Para Elisa
Los Muertos de Cristo
Voor Elisa
Inleiding
De zon gaat onder, op verbrandde grond
Door de onrechtvaardigheden waar woorden verstommen.
Daar werkt Elisa, een jonge Afrikaanse.
Door de ellende, dochter van niets.
Maar de winden van het leven voeden de hoop,
breken met het verleden, achter zoete blikken,
van degenen die om haar geven, van degenen die van haar houden,
van degenen die de glimlach van haar gezicht herinneren.
En ik zeil tussen tranen, over de wijde zee,
in de boot van dromen, naar het land van vrijheid.
En ik zeil tussen tranen, over de wijde zee
in de boot van dromen, het land van vrijheid.
Droom, Elisa.
Welkom in het paradijs, om de vernedering te lijden
van een vergiftigd systeem dat je kleur bepaalt.

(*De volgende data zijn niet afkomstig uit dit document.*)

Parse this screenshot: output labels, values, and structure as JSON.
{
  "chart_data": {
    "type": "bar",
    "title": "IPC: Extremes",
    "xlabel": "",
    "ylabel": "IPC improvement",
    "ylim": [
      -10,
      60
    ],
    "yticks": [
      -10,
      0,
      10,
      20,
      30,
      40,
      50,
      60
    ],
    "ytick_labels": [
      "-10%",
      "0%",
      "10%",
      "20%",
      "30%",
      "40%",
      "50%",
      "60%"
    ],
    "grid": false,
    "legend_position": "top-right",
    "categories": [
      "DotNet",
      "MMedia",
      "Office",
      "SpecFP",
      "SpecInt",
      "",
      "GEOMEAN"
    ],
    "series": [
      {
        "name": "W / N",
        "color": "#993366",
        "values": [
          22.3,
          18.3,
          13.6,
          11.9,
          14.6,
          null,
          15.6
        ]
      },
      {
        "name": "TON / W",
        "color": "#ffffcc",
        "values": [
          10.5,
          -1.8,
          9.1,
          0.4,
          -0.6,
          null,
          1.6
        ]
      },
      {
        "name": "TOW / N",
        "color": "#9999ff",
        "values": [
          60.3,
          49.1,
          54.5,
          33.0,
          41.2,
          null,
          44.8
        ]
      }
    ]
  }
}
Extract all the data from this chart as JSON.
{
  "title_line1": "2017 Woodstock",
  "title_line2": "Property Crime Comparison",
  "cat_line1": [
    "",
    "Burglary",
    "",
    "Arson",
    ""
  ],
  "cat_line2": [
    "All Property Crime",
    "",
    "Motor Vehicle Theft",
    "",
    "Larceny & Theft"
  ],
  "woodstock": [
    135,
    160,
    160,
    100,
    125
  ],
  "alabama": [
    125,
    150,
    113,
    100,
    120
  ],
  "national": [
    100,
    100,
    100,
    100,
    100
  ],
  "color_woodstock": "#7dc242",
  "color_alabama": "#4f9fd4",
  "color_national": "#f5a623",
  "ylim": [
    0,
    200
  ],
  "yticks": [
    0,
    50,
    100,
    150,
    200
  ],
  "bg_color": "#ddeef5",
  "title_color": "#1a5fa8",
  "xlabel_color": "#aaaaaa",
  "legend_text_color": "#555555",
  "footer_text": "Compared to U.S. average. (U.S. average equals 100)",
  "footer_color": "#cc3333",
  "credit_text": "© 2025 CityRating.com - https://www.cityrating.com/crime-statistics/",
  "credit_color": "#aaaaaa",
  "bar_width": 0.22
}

Bij het licht van een lantaarn, daar zal ze zijn,
haar ellende verkoopend voor een stuk brood.
Voor Elisa ja, is voor jou, ik wijd dit lied aan jou.
Voor Elisa ja, is voor jou, ik zing het met mijn hart.
Koud is de nacht, omhuld in duisternis.
De kus van de dood, die haar leven kwam stelen.
Op de knieën op de grond, bloedt ze in eenzaamheid
een jonge immigrant, die het geluk zocht.
Ze zeilde tussen tranen, illusies die verdwijnen
over een rivier van bloed die de mensheid verdeelt.
Ze zeilde tussen de schaduwen van een donkere steeg,
terwijl de dood zich verwijdert zingend
het gezicht naar de zon... zon... zon...
Voor Elisa ja, is voor jou, ik wijd dit lied aan jou.
Voor Elisa ja, is voor jou, ik zing het met mijn hart.